There’s not much to see on the stretch of Route 66 that connects Albuquerque to the small town of Tijeras, but for one quarter-mile stint, there’s plenty to hear. If drivers obey the speed limit, the road belts out a very special rendition of “America the Beautiful.”
A singing road? Really?
Yes, really. Route 66 became musical two years ago, thanks to meticulously placed rumble strips between mile markers four and five. The tune only works when cars are travelling at exactly 45 mph, giving it the dual purpose of encouraging drivers to stay the speed limit and adding much-needed entertainment to an otherwise monotonous highway.
Matt Kennicott, director of communications for the New Mexico Department of Transportation, told Smithsonian.com how it works. “All of the sounds and music notes that we hear in day-to-day life are just vibrations through the air. For instance, anything that vibrates 330 times in one second will produce an E note—a guitar string, a tuning fork or even a tire,” he said.

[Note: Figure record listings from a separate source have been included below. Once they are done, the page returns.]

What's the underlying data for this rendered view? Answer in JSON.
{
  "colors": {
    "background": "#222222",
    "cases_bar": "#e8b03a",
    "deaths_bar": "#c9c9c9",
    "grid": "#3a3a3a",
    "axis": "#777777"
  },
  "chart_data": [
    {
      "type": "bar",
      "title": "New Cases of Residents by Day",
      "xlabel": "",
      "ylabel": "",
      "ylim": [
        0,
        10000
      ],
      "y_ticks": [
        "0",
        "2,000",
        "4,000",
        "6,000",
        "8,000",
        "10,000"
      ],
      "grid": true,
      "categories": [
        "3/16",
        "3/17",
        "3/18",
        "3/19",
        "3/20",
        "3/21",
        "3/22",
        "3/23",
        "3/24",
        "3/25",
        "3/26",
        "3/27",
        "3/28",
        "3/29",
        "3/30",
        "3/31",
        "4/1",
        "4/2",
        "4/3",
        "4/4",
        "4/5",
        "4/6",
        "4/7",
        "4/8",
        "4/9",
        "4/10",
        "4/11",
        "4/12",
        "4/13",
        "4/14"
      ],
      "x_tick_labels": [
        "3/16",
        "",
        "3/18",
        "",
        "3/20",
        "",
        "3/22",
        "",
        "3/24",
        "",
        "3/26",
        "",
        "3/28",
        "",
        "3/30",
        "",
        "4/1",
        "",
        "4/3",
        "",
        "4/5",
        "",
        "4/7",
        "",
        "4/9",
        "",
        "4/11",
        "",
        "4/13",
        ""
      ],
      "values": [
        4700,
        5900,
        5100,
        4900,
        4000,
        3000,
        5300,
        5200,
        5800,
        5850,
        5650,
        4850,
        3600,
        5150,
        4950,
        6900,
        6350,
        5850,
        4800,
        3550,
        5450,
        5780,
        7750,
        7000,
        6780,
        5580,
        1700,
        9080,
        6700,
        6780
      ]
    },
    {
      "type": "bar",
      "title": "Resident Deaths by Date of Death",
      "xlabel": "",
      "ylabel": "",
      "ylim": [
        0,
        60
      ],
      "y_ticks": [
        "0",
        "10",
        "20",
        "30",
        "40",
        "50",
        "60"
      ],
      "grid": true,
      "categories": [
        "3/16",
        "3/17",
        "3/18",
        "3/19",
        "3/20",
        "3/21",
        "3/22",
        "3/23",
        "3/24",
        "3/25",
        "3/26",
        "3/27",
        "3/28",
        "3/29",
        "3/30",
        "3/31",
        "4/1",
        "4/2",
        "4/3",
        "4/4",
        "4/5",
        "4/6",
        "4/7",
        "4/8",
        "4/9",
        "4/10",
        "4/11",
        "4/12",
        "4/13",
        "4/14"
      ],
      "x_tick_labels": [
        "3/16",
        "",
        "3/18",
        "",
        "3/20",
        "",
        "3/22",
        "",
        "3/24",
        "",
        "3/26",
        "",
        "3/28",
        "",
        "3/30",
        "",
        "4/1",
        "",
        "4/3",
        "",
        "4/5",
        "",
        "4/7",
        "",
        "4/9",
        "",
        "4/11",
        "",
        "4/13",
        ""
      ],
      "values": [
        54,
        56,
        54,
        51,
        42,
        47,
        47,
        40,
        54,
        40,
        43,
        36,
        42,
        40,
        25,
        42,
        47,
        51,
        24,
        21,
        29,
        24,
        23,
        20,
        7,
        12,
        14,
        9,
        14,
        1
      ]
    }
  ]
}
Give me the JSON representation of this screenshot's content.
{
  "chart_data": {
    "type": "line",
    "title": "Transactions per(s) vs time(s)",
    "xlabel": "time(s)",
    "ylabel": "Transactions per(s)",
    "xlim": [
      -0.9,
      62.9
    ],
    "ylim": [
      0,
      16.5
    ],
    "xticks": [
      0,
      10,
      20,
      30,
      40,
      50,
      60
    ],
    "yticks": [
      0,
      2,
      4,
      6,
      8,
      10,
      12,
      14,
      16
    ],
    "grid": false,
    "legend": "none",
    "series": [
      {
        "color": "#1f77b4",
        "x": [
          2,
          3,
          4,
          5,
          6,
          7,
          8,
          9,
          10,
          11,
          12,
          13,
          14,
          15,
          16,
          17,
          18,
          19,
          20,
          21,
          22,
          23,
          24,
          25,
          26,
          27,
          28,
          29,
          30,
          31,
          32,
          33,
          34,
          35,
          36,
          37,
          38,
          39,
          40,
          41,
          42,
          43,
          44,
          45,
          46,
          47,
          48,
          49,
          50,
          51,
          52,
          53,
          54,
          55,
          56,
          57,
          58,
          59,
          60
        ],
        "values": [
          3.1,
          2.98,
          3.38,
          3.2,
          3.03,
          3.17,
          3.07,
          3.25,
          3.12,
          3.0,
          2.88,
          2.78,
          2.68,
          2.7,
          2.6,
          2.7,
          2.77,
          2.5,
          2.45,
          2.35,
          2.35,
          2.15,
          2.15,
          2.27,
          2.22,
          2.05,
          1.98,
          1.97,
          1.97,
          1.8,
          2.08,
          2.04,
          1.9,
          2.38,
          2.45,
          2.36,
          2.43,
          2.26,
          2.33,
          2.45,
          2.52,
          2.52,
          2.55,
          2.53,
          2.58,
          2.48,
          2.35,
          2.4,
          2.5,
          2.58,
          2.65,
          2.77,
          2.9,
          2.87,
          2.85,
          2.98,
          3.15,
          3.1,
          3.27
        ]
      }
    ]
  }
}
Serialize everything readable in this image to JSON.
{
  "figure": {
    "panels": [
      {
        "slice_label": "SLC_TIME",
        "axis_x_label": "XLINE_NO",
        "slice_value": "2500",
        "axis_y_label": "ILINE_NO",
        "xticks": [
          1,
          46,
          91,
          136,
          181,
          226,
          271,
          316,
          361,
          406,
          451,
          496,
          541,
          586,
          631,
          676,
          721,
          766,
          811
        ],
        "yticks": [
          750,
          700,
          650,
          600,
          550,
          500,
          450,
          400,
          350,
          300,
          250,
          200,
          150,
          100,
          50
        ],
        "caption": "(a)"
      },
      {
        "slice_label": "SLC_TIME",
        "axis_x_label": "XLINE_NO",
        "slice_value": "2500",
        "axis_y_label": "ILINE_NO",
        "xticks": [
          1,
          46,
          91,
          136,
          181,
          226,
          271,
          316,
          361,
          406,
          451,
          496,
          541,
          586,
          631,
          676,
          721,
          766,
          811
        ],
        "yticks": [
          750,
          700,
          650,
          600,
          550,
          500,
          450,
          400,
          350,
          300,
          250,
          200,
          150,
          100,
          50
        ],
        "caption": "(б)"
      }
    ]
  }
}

To produce an E note with a car, rumble strips had to be placed such that the car would hit 330 strips if driven at 45 mph for one second. “A bit of math tells us this is 2.4 inches between each rumble strip,” continued Kennicott. “After that, it’s a case of breaking down the music into exact chunks of time and applying the same technique to each space depending on what note is needed and for how long.”
The result is a pretty cool real-life Easter egg, which you can see at work in the video above.